When connected, the DemoSocketTerminal has an associated SocketActor in its sock instance variable, which in turn has a pair of worker actors for performing blocking reading and writing actions.

The double orange lines in the diagram denote links between actors. When any actor dies, all the actors linked to it are terminated automatically.

Actors inheriting from MorphActor, as both TerminalOutputMorphActor and DemoSocketTerminal do, enjoy a postExitCleanup: method which abandons their associated morph. Hence, if the DemoSocketTerminal actor terminates, its window is automatically closed.


ActorProxyModel is a subclass of Model, part of the Morphic user interface framework.
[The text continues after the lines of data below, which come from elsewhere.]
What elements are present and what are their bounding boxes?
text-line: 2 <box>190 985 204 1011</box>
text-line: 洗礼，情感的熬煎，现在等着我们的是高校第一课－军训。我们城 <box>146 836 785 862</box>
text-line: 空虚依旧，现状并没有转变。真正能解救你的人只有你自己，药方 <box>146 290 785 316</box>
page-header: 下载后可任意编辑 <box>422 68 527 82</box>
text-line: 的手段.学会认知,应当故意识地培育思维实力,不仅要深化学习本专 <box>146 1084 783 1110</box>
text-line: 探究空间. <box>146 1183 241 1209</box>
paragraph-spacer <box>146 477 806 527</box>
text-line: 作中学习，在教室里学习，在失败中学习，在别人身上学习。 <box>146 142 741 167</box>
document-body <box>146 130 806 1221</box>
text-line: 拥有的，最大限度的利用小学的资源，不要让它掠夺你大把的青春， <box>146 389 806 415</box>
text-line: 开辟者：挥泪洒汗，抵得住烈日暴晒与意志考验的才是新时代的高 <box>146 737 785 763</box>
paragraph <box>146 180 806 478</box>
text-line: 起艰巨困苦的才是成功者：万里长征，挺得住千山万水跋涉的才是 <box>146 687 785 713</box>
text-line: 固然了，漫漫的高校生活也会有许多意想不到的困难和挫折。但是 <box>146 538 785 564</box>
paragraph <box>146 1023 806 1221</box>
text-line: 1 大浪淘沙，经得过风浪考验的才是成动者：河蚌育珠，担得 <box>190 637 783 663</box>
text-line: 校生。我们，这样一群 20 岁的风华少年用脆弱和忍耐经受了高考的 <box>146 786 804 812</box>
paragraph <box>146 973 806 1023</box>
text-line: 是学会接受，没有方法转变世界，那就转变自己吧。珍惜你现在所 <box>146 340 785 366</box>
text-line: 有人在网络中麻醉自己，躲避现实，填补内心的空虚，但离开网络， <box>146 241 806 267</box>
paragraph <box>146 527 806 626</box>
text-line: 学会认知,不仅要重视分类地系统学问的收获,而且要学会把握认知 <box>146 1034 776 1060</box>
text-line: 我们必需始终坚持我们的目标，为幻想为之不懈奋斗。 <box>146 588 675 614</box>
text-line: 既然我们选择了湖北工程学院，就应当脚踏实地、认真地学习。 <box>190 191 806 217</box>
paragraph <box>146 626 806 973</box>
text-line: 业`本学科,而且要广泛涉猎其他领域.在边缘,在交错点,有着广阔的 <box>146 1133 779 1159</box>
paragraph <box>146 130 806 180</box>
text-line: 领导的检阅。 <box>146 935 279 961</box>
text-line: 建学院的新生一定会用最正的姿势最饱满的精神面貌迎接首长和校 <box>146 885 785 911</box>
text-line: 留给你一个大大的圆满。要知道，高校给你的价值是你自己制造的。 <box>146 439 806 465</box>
Its purpose is to act as a model for a morph, relaying Morphic callbacks to an actor, thus reconciling the tension between Morphic models needing to be run in the UI process and Actors running in separate processes.

Instances of ActorProxyModel are normally constructed by instances of MorphActor.

The approach of using an ActorProxy (or a BlockingTransientActorProxy) as the model for a morph fails for a few reasons:

  1. an ActorProxy returns Promises for callback invocations, which Morphic is not expecting;
  2. a terminated Actor invoked via its ActorProxy yields Promise rejections and signalled BrokenPromise exceptions, which Morphic doesn’t expect; and
  3. a BlockingTransientActorProxy waits forever for a reply, which can lead to UI deadlock.

These reasons motivate the existence of ActorProxyModel. Instances of ActorProxyModel directly handle reasons 1 and 3 by way of their proxySend: method, and handle reason 2 by way of their proxyStub: method and related functionality.

Relationship between ActorProxyModel and its Actor

Every ActorProxyModel holds an ActorProxy for its actor in its proxy instance variable.

Furthermore, every ActorProxyModel installs itself as a dependent of its actor, via proxy addDependent: self. When the actor calls changed on itself, this will trigger the ActorProxyModel’s update methods.

In turn, the update: and update:with: methods on ActorProxyModel are relayed to its own changed: and changed:with: methods, relaying the change notification to the dependents of the ActorProxyModel, such as its associated morphs.

Synchronous requests to the actor

When morphic calls methods on the actor, it blocks waiting for the reply. In order to avoid some cases of UI lockup, by default ActorProxyModel makes such calls with a five-second timeout.

Stub behavior after actor termination

In some cases, it is necessary for an ActorProxyModel to respond to requests after its associated actor has terminated. Actors may install an ad-hoc dictionary of behavior by calling ActorProxyModel >> #proxyStub:. Following a call to proxyStub:, the ActorProxyModel will no longer invoke its actor, instead preferring to call blocks in the ad-hoc dictionary to respond to morphic model methods.

An example of this can be seen in senders and implementors of MorphActor >> #buildProxyStub.


MorphActor is an Actor behavior responsible for acting as a model to a Morph, mediated by the ActorProxyModel held in the model instance variable.

A MorphActor’s associated Morph(s) have model as their model. The model then delegates their requests to the MorphActor, taking care of timeouts, promises, and so forth.

Subclass MorphActor to add application-specific functionality. For example, both DemoSocketTerminal and TerminalOutputMorphActor are subclasses of MorphActor.

Subclasses should implement:

  • buildSpecWith: (mandatory), to produce a build specification for constructing their main Morph. See MorphActor >> #open for the use of buildSpecWith:.
  • customizeMorph:builtWith: (optional), to invoke methods on newly-constructed morphs that were not catered for in the pluggable-spec API.
  • buildProxyStub (optional), to provide custom behavior in case the actor terminates but morphic still needs to access the model in the moments before the view is destroyed.

The postExitCleanup: method of MorphActor destroys its main Morph when the actor terminates.